In 2015, Verizon said it was completing its Fios build, but it also launched the “One Fiber” initiative in Boston. It’s expected Verizon will do the same in other cities.

Meanwhile, Verizon said customer’s desire for fiber access is giving it an opportunity to expand its broadband business, which would help offset the decline in its copper-based products. The carrier reported its fiber-based products did partially mitigate the revenue drop in both wireline and enterprise segments in its second quarter 2018 earnings report.

Incoming Verizon Chief Executive Officer Hans Vestberg stated the carrier’s fiber-based network plans, “will continue to be in high demand and can take significant share in mature markets (and its fiber build-out) will allow us to take full advantage of the many use cases that will come to bear in 5G,” during the earnings call.

The report also revealed Verizon is deploying multimodal fiber, which will play a key role in the carrier’s millimeter Wave 5G plans that will need a lot of fiber-fed nodes. Meanwhile, Verizon’s small cell 5G network architecture will need a significant amount of access to gigabit-capable fiber backhaul. That backhaul will have to be at least 1,000-foot intervals in urban areas.

Verizon has said before it has plans for fiber build-outs in 50 markets outside its ILCE footprint, opening the door for the carrier’s 5G networks.

As Verizon prepares for its 5G deployment, Ronan Dunne, chief executive of the company’s wireless business, provided some insights into the company’s strategy with specific use cases. The use cases Dunne pointed to are ones he and Verizon believe they’ll be able to deploy with its 5G network.

During an August 8th investor meeting, Dunne said previous network generations like 3G and 4G were established to free customers from a wired connection. With a 5G network however, Dunne believes the personalization it brings would be a “game changer” and it could enable new services.

“Increasingly I will be able to deliver a network for a one-to-one relationship,” he said during the meeting. “So, we’ll actually be able to deliver an experience on the network that is defined around the specific user needs of the customer at that time.”
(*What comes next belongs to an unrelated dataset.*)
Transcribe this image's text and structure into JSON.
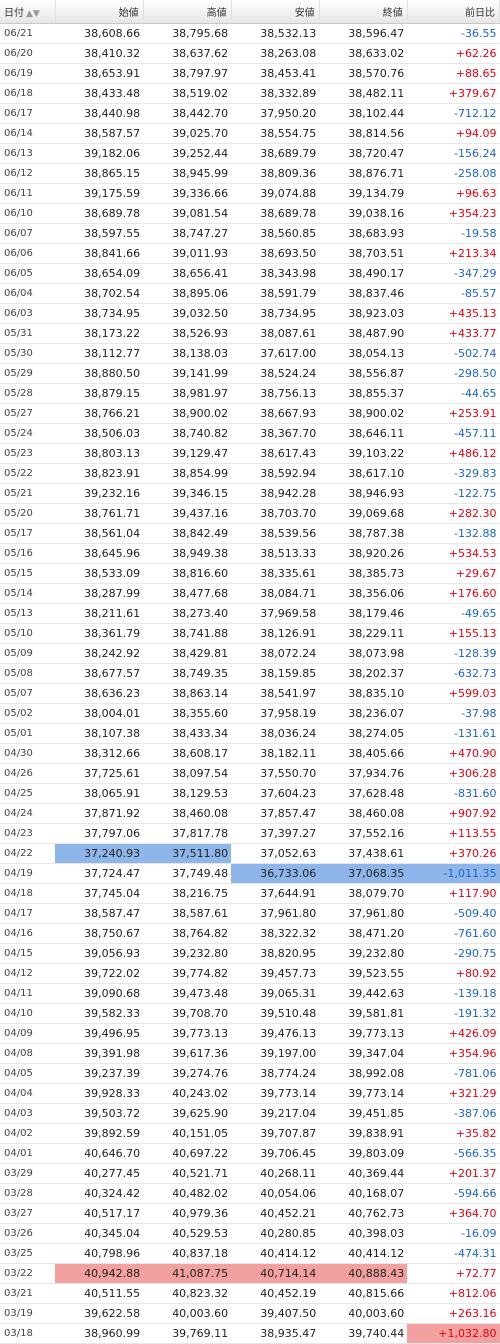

Verizon’s first 5G use case will be for fixed wireless. The carrier would send 1 Gbps connections to users’ homes and offices. Verizon plans to start that offering in four markets later in 2018. However, Dunne stated the service is just “the first opportunity” and that Verizon would quickly move towards its overall 5G mobility plan next year.

Dunne also said Verizon will be able to offer several key services as it builds out its 5G network. Those services include a 10x improvement for IoT application’s battery life, low latency and the ability to offer, “burst speeds” 100 times faster than what people have become accustomed to.

The additional 5G use cases Dunne shared that could leverage those features included retail (retailers could provide augmented and virtual reality offerings through 5G), healthcare (providers could use advanced network services to bring better and more effective long-term monitoring), gaming, stock trading (people could trade faster than someone on a wired service), stadium experiences (real-time experiences for fans or concert attendees), precision manufacturing and smart cities (traffic management, real-time facial recognition and potentially a network of self-driving vehicles).

While these services may become available when 5G is deployed, there are no guarantees operators will spend the money to upgrade so they can use them or that operators will be able to offer these services profitably.

“Unfortunately, only time will tell,” Kathryn Weldon, technology research director at research firm GlobalData, said in a statement.